Malcolm cut a trench beside the horse and we pushed him in. I'd already said goodbye before I tried to close his eyes. Our neighbor returned the dirt from where it came. In it: stones, stones never seen before by a human's, nor even a worm's, eye. With the back of a shovel we tamped the dirt down. One dumb cow stood by. It was a Friday. For supper we ate hot dogs, with beans on buttered white bread.

Every Friday, hot dogs and beans. There are far too many funny, profound, memorable, original, human things to recall about Tom. I haven't mentioned his instant agreement to join the New England College MFA faculty at the inception of that program innor his participation in the Spirit and Letter Workshop in Patzcuaro, Mexico from towhich he helped me direct.

I'm sure that all of Tom's friends felt as enriched as I did by his rare company. As I write this I'm saying to myself I shouldn't be writing this. Tom passed too soon. My memories of him are charged with the same current that his presence transmitted, which only exasperates my grief. He was both king and court jester, chard deniord biography of donald the fine line between the two with perfect balance.

Stanley Kunitz famously described him as "sui generis, his own kind of poet, unlike any of the fashions of his time.
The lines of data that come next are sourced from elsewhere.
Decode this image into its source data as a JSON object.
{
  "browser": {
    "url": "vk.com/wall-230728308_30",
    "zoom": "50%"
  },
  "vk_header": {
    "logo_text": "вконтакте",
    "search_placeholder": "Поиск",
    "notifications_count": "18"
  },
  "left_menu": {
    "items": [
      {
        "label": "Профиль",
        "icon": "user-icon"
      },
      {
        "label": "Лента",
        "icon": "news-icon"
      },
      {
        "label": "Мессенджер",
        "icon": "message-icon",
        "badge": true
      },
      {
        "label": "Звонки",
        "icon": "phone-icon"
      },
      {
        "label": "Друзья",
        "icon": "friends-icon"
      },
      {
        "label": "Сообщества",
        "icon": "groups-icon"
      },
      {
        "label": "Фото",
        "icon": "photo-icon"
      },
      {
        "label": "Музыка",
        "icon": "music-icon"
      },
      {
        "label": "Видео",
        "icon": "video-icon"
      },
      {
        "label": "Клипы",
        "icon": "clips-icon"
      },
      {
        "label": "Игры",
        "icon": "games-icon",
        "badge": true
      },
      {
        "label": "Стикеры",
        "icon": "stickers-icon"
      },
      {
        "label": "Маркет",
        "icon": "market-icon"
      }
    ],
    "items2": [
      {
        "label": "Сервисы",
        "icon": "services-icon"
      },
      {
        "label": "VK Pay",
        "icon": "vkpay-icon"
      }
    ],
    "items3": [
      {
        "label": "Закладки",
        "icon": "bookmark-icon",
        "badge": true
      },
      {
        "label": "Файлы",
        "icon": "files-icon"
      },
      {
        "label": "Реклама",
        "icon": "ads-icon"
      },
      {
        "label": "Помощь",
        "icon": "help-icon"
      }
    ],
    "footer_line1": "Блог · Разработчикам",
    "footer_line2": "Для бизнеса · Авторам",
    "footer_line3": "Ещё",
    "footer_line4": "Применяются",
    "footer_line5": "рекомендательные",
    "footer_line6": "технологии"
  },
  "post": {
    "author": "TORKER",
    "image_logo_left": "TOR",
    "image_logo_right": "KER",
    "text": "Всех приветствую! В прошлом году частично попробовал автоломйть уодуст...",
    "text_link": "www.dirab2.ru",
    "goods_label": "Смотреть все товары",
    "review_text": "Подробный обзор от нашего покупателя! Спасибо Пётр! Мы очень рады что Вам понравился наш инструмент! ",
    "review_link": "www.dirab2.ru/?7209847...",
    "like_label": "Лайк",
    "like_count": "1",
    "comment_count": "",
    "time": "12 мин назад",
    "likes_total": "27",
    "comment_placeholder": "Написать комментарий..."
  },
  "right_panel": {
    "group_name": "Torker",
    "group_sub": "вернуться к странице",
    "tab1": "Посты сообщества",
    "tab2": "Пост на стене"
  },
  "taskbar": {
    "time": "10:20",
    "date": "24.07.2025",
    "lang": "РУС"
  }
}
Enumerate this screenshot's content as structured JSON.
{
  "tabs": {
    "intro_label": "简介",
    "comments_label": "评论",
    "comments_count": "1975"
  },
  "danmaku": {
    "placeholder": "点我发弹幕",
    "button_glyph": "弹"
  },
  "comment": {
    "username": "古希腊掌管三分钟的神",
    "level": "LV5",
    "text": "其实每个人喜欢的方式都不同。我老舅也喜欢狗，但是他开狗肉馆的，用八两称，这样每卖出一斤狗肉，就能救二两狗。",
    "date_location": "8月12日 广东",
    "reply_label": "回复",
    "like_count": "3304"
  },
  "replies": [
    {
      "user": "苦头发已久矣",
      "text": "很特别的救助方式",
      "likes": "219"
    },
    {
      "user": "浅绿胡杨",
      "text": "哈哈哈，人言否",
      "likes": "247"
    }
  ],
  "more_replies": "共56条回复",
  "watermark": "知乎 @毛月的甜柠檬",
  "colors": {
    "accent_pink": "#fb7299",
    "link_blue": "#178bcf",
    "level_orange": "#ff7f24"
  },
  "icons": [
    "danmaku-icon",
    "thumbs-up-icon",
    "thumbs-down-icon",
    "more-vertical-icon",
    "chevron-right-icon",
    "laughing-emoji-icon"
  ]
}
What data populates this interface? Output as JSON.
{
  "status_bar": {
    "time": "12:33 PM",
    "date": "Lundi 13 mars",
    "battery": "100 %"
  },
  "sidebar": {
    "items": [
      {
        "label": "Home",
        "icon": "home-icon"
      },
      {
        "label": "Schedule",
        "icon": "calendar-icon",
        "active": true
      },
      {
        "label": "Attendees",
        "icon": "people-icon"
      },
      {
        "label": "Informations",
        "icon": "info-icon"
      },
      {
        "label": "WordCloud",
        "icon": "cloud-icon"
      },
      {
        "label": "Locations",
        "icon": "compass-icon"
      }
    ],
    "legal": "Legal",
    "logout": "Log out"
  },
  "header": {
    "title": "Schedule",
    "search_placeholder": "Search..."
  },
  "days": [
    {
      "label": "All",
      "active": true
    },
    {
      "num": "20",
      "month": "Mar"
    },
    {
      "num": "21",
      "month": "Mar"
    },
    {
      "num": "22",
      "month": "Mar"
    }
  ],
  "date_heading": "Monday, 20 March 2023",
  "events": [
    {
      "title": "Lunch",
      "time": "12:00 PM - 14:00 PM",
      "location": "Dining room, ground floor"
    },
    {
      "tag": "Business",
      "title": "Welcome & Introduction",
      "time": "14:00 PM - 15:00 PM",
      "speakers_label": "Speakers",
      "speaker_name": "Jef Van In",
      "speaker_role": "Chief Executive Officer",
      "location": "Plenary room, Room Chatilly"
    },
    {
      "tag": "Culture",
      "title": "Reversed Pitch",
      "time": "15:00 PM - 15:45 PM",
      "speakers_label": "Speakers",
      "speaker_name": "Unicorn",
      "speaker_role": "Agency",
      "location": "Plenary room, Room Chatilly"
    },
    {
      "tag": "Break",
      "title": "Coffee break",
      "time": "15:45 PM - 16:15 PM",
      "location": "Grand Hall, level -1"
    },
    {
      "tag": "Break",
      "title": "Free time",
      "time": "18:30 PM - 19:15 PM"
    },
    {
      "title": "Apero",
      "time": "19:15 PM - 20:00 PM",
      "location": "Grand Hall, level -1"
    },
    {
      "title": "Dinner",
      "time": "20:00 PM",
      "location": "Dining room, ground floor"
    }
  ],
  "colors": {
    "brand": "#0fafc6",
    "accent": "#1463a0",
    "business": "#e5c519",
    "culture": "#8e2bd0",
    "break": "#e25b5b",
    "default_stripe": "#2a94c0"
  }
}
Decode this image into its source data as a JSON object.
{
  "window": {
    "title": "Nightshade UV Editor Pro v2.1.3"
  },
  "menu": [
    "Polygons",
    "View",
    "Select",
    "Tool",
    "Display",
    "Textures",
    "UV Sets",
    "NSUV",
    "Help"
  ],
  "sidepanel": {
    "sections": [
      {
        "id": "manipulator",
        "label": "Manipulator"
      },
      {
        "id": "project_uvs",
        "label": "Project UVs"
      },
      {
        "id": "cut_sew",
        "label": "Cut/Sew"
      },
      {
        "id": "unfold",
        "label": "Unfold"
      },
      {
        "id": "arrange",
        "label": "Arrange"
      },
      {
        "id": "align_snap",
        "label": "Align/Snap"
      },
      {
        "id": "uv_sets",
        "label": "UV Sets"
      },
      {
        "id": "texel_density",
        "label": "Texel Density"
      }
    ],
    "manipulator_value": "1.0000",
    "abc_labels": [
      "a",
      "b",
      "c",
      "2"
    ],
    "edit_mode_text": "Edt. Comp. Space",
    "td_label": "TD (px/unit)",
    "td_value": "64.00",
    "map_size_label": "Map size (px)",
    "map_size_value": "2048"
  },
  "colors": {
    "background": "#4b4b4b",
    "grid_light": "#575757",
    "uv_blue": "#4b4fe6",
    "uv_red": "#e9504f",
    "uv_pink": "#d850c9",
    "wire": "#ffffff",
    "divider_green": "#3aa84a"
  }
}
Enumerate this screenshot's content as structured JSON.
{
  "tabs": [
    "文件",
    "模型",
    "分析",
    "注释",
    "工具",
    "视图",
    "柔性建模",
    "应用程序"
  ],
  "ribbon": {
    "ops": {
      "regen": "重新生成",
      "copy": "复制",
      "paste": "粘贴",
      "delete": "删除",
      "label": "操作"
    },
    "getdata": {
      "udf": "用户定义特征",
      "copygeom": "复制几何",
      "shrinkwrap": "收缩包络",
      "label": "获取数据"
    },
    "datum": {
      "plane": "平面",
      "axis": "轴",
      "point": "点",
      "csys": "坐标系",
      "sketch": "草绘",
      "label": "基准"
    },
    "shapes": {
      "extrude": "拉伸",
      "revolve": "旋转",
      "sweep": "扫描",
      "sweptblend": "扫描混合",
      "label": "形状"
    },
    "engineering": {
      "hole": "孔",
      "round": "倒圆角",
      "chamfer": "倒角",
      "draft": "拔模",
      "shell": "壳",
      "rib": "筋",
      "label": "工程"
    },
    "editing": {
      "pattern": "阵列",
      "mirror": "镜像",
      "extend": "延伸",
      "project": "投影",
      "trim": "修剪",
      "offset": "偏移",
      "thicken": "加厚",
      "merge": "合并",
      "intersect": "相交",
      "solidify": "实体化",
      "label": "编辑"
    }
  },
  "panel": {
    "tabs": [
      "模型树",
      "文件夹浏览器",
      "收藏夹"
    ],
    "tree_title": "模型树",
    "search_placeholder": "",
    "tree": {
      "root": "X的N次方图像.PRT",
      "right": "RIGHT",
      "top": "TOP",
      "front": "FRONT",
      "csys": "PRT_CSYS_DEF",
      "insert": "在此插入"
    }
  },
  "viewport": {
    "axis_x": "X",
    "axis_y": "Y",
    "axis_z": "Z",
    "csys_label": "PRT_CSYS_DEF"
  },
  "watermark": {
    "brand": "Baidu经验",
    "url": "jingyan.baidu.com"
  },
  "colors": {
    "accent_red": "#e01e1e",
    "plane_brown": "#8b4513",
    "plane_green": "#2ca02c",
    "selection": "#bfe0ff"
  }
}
I like to think Tom is gazing down on the world from high atop Mt. That he floats up there like a cloud in a different shape every day with omniscient vision and that silent voice he heard when writing poems and paid tribute to in his poem, "The Voice You Hear When You Read Silently".

That the thunder that pounds up there on summer days is Tom with his new shotgun blasting away at the universe, and that the rain is his pellets falling on us as lead turned to water from which we drink and are "whole again. Such thinking makes no less sense than a friend's sudden permanent departure, but it does live differently in our hearts as more of a believable fantasy than the darkness in which so many black dogs roam.

To me, it makes me feel more alive, reading good poetry. Your poems will live on in us. Farewell, dear friend. They became fast friends and remained close for the next 32 years. Chard is the new Vermont Poet Laureate. He lives in Westminster West, Vermont with his wife Liz. Ode to Tom We just started walking in Uruapan one afternoon after a long week of working too hard in Patzcuaro.

Tom said, "Let's go for a walk. See where we end up. I said, "Sure.